US 12,256,007 B2
Decentralized identity access management using byzantine fault tolerant state machine replication
Ram Krishnan, Cupertino, CA (US); Kostas Teofanidis, Sofia (BG); Vijaya Prakash Masilamani, Bangalore (IN); and Michael William Achenbach, Los Altos, CA (US)
Assigned to VMWare LLC, Palo Alto, CA (US)
Filed by VMware LLC, Palo Alto, CA (US)
Filed on Feb. 1, 2023, as Appl. No. 18/104,329.
Claims priority of application No. 202241069641 (IN), filed on Dec. 2, 2022.

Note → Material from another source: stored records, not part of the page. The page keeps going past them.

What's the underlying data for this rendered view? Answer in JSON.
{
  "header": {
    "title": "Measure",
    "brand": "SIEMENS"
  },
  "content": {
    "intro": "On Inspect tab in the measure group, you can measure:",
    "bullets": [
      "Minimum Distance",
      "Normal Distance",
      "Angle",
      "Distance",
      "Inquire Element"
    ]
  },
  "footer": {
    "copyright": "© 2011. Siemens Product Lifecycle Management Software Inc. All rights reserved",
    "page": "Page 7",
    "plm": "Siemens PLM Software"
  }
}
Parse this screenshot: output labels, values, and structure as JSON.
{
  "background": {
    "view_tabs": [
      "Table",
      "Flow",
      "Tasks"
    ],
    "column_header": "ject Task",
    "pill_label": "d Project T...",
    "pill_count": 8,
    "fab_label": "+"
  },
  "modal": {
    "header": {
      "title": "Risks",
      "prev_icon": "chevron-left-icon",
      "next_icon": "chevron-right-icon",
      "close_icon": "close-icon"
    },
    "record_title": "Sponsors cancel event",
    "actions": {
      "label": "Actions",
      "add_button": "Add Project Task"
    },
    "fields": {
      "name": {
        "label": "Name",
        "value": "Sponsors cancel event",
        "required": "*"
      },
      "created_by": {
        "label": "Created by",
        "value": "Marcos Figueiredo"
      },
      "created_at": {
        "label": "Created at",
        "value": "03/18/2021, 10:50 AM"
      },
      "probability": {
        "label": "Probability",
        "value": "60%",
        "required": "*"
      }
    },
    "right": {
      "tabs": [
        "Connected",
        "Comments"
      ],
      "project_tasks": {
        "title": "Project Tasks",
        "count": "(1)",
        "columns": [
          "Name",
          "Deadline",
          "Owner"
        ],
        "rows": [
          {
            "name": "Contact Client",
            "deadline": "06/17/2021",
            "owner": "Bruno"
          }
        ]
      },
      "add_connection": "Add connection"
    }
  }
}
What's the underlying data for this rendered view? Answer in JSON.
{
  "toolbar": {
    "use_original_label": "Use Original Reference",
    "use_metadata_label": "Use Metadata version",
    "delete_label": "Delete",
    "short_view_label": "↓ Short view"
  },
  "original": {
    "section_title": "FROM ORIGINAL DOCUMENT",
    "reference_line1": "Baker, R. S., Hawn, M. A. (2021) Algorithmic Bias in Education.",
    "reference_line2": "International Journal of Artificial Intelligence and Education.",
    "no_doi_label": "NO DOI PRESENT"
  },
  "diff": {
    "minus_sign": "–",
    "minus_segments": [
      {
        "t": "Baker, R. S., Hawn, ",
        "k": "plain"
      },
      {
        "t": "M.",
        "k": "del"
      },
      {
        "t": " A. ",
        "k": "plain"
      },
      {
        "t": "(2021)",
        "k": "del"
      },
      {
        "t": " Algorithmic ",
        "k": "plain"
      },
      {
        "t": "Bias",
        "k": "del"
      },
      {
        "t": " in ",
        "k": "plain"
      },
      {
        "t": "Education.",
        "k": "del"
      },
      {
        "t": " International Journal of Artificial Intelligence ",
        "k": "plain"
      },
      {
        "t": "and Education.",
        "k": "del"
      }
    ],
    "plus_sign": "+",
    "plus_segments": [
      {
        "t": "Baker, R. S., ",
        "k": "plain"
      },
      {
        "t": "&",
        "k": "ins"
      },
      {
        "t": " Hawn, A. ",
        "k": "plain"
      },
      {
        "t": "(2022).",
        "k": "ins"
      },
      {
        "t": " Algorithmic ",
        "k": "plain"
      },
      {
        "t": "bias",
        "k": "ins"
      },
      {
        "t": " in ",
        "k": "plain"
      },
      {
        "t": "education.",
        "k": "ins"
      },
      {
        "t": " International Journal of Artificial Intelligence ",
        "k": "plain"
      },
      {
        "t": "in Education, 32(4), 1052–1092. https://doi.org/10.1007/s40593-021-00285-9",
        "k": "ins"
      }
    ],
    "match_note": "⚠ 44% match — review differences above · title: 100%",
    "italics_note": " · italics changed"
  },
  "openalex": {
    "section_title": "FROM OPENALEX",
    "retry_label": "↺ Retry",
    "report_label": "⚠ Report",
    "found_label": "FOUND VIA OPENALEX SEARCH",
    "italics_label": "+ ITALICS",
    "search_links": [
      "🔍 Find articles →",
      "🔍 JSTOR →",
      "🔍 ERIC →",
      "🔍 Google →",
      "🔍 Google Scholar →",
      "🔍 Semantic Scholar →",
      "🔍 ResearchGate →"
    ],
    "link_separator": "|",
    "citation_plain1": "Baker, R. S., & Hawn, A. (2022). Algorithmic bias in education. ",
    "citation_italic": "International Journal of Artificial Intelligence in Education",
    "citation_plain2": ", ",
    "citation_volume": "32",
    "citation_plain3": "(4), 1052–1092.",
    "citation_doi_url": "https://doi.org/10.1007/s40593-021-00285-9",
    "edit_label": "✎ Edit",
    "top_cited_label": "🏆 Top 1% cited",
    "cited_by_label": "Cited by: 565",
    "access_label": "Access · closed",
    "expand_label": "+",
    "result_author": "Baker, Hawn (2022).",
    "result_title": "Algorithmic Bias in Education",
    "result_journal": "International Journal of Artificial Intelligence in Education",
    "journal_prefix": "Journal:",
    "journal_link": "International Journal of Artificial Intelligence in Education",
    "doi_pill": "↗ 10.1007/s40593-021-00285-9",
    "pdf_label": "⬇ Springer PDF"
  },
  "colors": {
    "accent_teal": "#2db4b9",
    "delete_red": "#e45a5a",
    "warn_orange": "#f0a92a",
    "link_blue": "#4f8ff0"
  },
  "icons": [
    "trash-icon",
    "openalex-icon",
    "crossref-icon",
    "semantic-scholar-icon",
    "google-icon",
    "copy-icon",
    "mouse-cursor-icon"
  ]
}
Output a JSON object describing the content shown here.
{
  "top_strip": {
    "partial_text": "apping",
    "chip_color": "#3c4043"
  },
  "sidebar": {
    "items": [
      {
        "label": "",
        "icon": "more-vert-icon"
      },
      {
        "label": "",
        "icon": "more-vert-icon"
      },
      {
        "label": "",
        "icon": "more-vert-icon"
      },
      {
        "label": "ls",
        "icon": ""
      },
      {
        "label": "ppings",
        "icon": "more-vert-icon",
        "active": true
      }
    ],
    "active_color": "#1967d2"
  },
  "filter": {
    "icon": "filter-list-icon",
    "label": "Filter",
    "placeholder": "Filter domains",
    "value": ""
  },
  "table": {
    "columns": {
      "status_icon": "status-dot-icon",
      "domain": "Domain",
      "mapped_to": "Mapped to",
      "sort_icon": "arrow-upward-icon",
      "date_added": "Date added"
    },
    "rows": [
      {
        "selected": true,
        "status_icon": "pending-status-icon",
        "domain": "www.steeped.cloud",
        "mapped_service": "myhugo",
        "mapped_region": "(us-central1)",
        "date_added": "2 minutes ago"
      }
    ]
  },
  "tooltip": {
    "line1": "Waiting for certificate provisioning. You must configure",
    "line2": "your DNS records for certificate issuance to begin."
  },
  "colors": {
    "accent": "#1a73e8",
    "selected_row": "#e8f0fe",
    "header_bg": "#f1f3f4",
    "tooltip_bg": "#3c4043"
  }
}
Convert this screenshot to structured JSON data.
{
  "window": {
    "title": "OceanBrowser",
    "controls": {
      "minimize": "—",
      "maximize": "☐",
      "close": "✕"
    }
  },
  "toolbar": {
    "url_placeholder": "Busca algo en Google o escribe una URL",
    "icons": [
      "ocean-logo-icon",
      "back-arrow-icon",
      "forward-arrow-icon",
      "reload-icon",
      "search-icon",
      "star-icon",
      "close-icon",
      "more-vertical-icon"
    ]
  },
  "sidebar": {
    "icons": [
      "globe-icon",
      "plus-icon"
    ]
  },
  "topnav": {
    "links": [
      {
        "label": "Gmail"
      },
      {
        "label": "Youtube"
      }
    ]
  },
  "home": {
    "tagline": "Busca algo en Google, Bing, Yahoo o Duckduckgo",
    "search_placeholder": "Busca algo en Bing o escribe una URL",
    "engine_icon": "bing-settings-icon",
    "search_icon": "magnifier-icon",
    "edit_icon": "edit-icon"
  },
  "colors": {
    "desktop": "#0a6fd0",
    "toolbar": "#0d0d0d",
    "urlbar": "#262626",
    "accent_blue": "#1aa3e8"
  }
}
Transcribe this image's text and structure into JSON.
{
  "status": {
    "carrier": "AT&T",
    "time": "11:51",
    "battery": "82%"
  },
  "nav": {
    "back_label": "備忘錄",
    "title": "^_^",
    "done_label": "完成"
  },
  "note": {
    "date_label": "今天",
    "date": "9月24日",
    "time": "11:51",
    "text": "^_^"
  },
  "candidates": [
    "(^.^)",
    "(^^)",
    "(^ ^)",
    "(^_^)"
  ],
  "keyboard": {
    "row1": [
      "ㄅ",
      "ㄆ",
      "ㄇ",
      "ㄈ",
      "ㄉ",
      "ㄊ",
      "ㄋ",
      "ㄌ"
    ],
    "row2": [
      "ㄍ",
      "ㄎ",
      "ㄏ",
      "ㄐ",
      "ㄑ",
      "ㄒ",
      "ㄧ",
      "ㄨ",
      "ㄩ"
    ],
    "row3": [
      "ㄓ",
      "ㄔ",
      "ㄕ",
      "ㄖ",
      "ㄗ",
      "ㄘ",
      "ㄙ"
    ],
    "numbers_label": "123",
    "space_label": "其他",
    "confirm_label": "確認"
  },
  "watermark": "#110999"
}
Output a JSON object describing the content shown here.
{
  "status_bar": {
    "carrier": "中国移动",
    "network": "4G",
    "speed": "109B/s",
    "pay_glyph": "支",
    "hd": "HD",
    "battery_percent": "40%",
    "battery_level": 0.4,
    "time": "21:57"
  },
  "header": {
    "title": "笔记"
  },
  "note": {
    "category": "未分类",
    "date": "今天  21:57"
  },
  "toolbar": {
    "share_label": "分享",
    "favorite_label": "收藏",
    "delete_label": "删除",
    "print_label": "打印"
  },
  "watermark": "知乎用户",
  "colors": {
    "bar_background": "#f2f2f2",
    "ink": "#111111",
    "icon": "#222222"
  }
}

Prior Publication US 2024/0187234 A1, Jun. 6, 2024
Int. Cl. H04L 9/32 (2006.01); H04L 9/00 (2022.01); H04L 9/08 (2006.01)
CPC H04L 9/3213 (2013.01) [H04L 9/0819 (2013.01); H04L 9/50 (2022.05)] 21 Claims
OG exemplary drawing
 
1. A method comprising:
receiving, by each replica in a set of N replicas that compose a Byzantine fault tolerant (BFT) state machine replication (SMR) system, a request for authenticating a user, the request including security credentials for the user;
in response to receiving the request, communicating, by each replica with other replicas in the set of N replicas, using a BFT consensus protocol to agree upon an execution sequence number for the request; and
upon reaching the execution sequence number:
verifying, by each replica, that the security credentials for the user are correct;
retrieving, by each replica, resource access permissions associated with the user from a local storage layer of the replica;
generating, by each replica, an access token with a set of claims based on the resource access permissions; and
signing, by each replica, the access token using a share of a private key of the BFT SMR system that is assigned to the replica, the share being known only to the replica and being unknown to the other replicas in the set of N replicas.